Dan apabila kalian telah mati, maka kelak akan dibangkitkan hidup kembali sesudah mati kalian, lalu kalian akan mendapatkan taman-taman surga yang lebih baik daripada taman-taman negeri Yordan. Dan jika kalian menentangnya, maka kalian akan disembelih olehnya (yakni dibunuh), kemudian kalian dibangkitkan sesudah mati kalian dan kalian akan mendapat neraka tempat kalian disiksa di dalamnya. Lalu Rasulullah ﷺ saat itu keluar menyambut mereka, sedangkan di tangan beliau ﷺ terdapat segenggam pasir, dan Allah ﷻ telah menutup pandangan mereka dari Nabi ﷺ, maka Nabi ﷺ menaburkan pasir itu di atas kepala mereka seraya membaca firman-Nya Ya sin. Demi Al-Qur'an yang penuh hikmah. (Yasin: 1-2) sampai dengan firman-Nya: Dan Kami adakan di hadapan mereka dinding dan di belakang mereka dinding (pula), dan Kami tutup (mata) mereka sehingga mereka tidak dapat melihat. (Yasin: 9); Sedangkan Rasulullah ﷺ pergi menunaikan keperluannya, dan mereka semalaman mengincar keluarnya Nabi ﷺ di depan pintu rumahnya, sehingga keluarlah seseorang sesudah itu dari pintu yang dipakai keluar oleh Nabi ﷺ dari rumah beliau ﷺ, lalu orang itu bertanya keheranan, "Sedang apa kalian di sini?" Mereka menjawab, "Kami sedang menunggu Muhammad." Orang tersebut menjawab, "Dia telah keluar melalui kalian, dan tiada seorang pun dari kalian, melainkan Nabi ﷺ telah meletakkan pasir di atas kepalanya, lalu beliau pergi menuju ke tempat keperluannya." Maka tiap-tiap orang dari mereka menepiskan debu dari kepalanya.

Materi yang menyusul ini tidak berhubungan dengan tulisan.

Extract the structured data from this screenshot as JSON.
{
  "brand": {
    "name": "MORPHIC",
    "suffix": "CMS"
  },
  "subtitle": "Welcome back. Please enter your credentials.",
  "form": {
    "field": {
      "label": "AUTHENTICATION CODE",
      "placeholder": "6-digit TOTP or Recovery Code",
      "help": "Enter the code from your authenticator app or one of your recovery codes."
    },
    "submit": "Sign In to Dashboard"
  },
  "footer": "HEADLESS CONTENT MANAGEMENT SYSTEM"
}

Ikrimah melanjutkan kisahnya, bahwa akhirnya sampai kepada Nabi ﷺ perkataan Abu Jahal tersebut. Maka beliau bersabda: Dan aku akan menegaskan hal tersebut, bahwa sesungguhnya aku akan membunuh mereka dan sesungguhnya aku benar-benar akan menghukum mereka Firman Allah ﷻ: Sama saja bagi mereka apakah kamu memberi peringatan kepada mereka ataukah kamu tidak memberi peringatan kepada mereka, mereka tidak akan beriman. (Yasin: 10) Allah telah memastikan kesesatan atas diri mereka, karenanya tidak ada faedahnya lagi peringatan untuk mereka dan mereka tidak akan terpengaruh oleh peringatan.

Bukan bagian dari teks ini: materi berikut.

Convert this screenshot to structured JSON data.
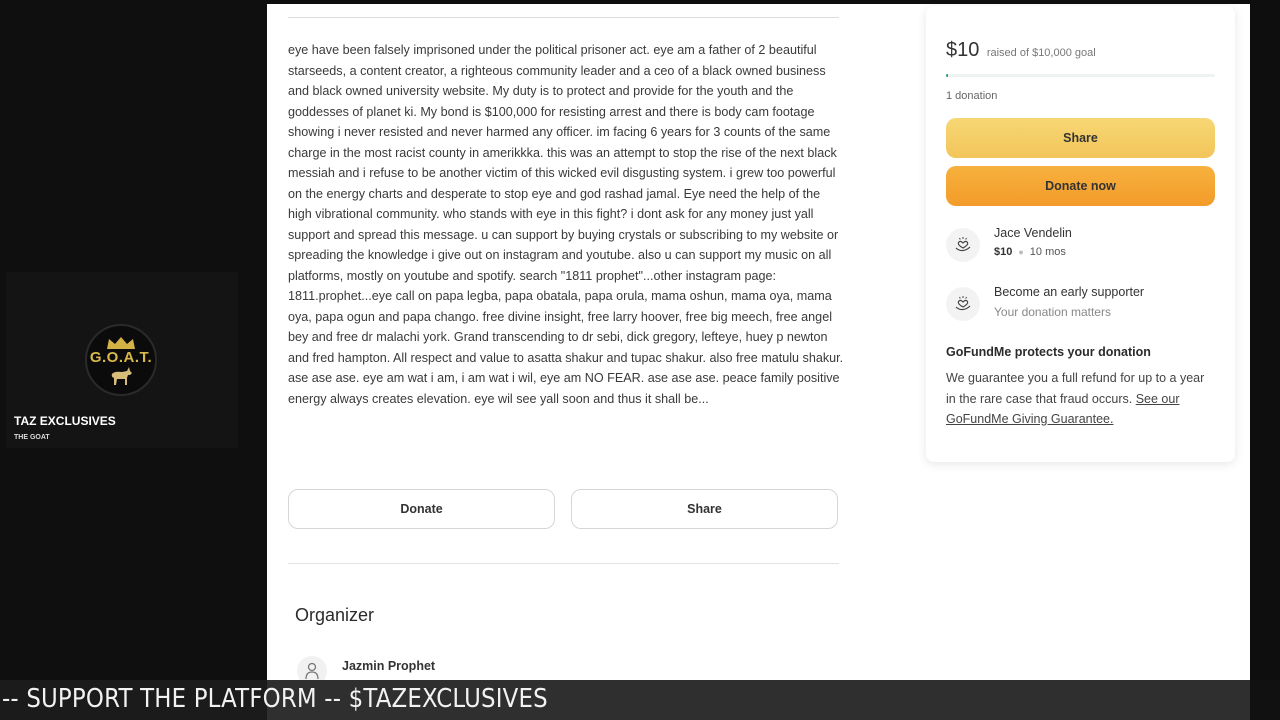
{
  "stream": {
    "channel_name": "TAZ EXCLUSIVES",
    "channel_subtitle": "THE GOAT",
    "logo_text": "G.O.A.T.",
    "ticker_text": "-- SUPPORT THE PLATFORM -- $TAZEXCLUSIVES"
  },
  "campaign": {
    "story": "eye have been falsely imprisoned under the political prisoner act. eye am a father of 2 beautiful starseeds, a content creator, a righteous community leader and a ceo of a black owned business and black owned university website. My duty is to protect and provide for the youth and the goddesses of planet ki. My bond is $100,000 for resisting arrest and there is body cam footage showing i never resisted and never harmed any officer. im facing 6 years for 3 counts of the same charge in the most racist county in amerikkka. this was an attempt to stop the rise of the next black messiah and i refuse to be another victim of this wicked evil disgusting system. i grew too powerful on the energy charts and desperate to stop eye and god rashad jamal. Eye need the help of the high vibrational community. who stands with eye in this fight? i dont ask for any money just yall support and spread this message. u can support by buying crystals or subscribing to my website or spreading the knowledge i give out on instagram and youtube. also u can support my music on all platforms, mostly on youtube and spotify. search \"1811 prophet\"...other instagram page: 1811.prophet...eye call on papa legba, papa obatala, papa orula, mama oshun, mama oya, mama oya, papa ogun and papa chango. free divine insight, free larry hoover, free big meech, free angel bey and free dr malachi york. Grand transcending to dr sebi, dick gregory, lefteye, huey p newton and fred hampton. All respect and value to asatta shakur and tupac shakur. also free matulu shakur. ase ase ase. eye am wat i am, i am wat i wil, eye am NO FEAR. ase ase ase. peace family positive energy always creates elevation. eye wil see yall soon and thus it shall be...",
    "donate_label": "Donate",
    "share_label": "Share",
    "organizer_heading": "Organizer",
    "organizer_name": "Jazmin Prophet"
  },
  "sidebar": {
    "raised_amount": "$10",
    "raised_goal_text": "raised of $10,000 goal",
    "progress_percent": 0.1,
    "donation_count": "1 donation",
    "share_label": "Share",
    "donate_now_label": "Donate now",
    "donors": [
      {
        "name": "Jace Vendelin",
        "amount": "$10",
        "time": "10 mos"
      }
    ],
    "early_supporter": {
      "title": "Become an early supporter",
      "subtitle": "Your donation matters"
    },
    "protect_title": "GoFundMe protects your donation",
    "protect_text": "We guarantee you a full refund for up to a year in the rare case that fraud occurs.",
    "protect_link": "See our GoFundMe Giving Guarantee.",
    "colors": {
      "share_button": "#f4cd66",
      "donate_button": "#f5a634",
      "progress": "#2aa67a"
    }
  }
}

Hal yang semisal telah disebutkan di dalam tafsir surat Al-Baqarah; dan ayat ini semakna dengan apa yang disebutkan dalam ayat lain melalui firman-Nya: Sesungguhnya orang-orang yang telah pasti terhadap mereka kalimat Tuhanmu, tidaklah akan beriman, meskipun datang kepada mereka segala macam keterangan, hingga mereka menyaksikan azab yang pedih. (Yunus: 96-97) Adapun firman Allah ﷻ: Sesungguhnya kamu hanya memberi peringatan kepada orang-orang yang mau mengikuti peringatan. (Yasin: 11) Sesungguhnya orang-orang yang mengambil manfaat dari peringatanmu hanyalah orang-orang yang beriman, yaitu mereka yang mau mengikuti peringatan itu alias Al-Qur'an.

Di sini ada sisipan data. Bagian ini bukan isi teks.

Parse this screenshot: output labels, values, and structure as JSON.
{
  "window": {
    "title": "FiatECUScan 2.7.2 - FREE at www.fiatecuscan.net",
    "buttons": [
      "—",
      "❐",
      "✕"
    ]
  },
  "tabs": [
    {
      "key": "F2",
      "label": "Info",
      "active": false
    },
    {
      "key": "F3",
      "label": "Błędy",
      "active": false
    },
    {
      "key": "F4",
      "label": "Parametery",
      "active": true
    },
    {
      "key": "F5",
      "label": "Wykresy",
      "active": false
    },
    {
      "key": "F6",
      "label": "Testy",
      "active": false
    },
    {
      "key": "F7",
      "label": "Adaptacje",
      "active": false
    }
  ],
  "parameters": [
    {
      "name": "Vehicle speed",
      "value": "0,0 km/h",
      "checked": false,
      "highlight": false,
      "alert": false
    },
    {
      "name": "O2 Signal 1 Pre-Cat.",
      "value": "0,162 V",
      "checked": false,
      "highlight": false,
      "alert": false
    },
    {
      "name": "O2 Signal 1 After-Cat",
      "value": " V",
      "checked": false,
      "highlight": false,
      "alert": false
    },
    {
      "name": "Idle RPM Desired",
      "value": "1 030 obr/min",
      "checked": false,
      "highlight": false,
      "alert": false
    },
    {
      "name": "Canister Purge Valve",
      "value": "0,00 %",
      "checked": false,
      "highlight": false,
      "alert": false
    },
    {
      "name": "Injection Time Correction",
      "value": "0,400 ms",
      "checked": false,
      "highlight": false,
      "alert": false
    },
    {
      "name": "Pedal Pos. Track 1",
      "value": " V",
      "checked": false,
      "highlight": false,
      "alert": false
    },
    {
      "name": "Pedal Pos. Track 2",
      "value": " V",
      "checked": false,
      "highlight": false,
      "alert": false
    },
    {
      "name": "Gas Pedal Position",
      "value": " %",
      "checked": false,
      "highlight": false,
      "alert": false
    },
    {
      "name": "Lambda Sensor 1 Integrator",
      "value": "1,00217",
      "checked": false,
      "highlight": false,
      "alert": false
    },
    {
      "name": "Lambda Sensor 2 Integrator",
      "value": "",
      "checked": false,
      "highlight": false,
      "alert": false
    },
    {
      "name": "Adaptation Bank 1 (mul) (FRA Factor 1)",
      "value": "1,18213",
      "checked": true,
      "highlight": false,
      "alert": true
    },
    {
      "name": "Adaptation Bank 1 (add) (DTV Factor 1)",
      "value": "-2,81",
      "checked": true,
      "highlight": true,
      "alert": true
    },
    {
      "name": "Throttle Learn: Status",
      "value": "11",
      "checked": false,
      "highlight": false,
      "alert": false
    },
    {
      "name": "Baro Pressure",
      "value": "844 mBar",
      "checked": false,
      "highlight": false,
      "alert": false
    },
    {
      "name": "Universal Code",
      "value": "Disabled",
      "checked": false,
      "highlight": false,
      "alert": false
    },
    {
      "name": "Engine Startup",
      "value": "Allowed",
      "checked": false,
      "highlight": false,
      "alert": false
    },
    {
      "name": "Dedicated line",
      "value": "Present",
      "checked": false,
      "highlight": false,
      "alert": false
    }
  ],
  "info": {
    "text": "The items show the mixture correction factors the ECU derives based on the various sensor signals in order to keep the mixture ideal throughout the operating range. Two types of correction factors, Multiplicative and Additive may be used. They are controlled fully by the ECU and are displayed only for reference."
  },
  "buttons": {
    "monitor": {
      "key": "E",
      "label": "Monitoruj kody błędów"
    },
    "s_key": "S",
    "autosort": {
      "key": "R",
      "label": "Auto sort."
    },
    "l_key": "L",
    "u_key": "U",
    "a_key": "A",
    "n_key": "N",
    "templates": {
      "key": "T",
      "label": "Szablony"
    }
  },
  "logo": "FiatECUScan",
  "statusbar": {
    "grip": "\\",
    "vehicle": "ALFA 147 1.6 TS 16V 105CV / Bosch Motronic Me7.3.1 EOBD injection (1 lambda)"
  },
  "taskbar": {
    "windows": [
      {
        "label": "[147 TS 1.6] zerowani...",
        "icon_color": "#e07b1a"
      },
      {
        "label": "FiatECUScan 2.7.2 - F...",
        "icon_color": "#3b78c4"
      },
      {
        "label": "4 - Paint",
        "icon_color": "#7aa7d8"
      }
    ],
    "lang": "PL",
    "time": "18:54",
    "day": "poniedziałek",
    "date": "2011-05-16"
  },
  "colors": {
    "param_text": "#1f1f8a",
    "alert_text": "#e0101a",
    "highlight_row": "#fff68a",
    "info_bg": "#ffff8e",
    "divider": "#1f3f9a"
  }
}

dan yang takut kepada Tuhan Yang Maha Pemurah, walaupun dia tidak melihat-Nya. (Yasin: 11) Yakni manakala tiada seorang pun yang melihatnya selain hanya Allah ﷻ, karena ia mengetahui bahwa Allah ﷻ Maha Melihat kepadanya dan Maha Mengetahui segala yang diperbuatnya Maka berilah mereka kabar gembira dengan ampunan dan pahala yang mulia. (Yasin: 11) Yaitu ampunan dari dosa-dosanya dan pahala yang banyak, luas, baik, dan indah. Semakna dengan apa yang disebutkan oleh firman-Nya: Sesungguhnya orang-orang yang takut kepada Tuhannya Yang tidak tampak oleh mereka, mereka akan memperoleh ampunan dan pahala yang besar. (Al-Mulk: 12) Adapun firman Allah ﷻ: Sesungguhnya Kami menghidupkan orang-orang mati. (Yasin: 12) Yakni kelak di hari kiamat.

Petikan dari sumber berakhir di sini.